With accounting software, you’ll be able to generate accounts receivable aging reports. QuickBooks accounting software is extremely flexible, allowing you to customize customer settings to send invoices and reminders. This way, you can stay on top of customer payments and take action when needed.


Accounts receivable aging report FAQ

Here are the top accounts receivable aging report questions that business owners have: 

What is the purpose of an aging report? 

An aging report lists a company's outstanding customer invoices and payment due dates. Aging reports help track how long customers owe money to identify collection issues or determine credit terms.

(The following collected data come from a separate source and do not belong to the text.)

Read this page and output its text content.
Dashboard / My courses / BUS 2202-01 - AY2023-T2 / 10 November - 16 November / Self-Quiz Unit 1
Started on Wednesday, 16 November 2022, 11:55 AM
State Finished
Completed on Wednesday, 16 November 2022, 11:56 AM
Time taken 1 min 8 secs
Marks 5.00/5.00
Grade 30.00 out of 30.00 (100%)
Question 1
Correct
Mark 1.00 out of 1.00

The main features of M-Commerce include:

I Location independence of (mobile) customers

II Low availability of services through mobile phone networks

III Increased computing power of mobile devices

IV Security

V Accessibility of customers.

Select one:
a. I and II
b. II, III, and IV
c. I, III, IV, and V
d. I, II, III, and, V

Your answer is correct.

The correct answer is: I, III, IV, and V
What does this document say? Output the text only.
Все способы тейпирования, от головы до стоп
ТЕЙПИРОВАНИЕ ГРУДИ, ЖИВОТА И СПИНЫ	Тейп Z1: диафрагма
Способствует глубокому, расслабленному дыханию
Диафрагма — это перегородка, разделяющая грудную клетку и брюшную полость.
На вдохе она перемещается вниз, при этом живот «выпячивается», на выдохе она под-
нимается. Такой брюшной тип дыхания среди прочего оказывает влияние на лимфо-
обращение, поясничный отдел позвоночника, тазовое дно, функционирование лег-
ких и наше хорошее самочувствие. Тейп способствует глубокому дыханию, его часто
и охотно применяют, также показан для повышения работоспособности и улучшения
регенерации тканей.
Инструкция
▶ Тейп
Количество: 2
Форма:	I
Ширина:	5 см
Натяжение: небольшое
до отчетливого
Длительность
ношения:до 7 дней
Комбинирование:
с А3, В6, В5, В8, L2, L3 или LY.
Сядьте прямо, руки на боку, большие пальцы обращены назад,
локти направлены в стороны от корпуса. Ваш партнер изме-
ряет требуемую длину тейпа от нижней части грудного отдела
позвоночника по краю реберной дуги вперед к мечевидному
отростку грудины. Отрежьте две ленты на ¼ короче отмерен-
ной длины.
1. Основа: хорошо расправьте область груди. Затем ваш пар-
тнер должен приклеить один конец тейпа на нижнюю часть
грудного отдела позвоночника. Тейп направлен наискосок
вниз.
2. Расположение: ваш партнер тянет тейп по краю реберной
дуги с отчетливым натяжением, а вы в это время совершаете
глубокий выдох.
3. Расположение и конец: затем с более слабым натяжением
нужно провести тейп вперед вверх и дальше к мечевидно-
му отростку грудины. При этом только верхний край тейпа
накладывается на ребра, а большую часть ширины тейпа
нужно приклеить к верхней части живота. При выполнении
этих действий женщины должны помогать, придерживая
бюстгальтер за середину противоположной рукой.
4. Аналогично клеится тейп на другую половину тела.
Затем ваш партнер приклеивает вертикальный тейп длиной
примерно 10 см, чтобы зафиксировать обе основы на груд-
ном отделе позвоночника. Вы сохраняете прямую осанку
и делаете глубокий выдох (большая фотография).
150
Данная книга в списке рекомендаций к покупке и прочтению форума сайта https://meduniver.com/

They also help manage cash flow and working capital.

What is an example of aging an accounts receivable?

An example of an accounts receivable aging report is sorting invoices by their outstanding date. For example, the accounts receivable for a customer is $5,000. The amount that is current is $2,500, while the other $2,500 is over 30 days past due. 

What is a good AR aging percentage? 

A good AR aging percentage will vary by the industry and credit terms the company offers. However, in general, the lower the AR aging percentage, the better. You can find the AR aging percentage by dividing the total amount of receivables that are over 90 days past due by the total amount of receivables outstanding.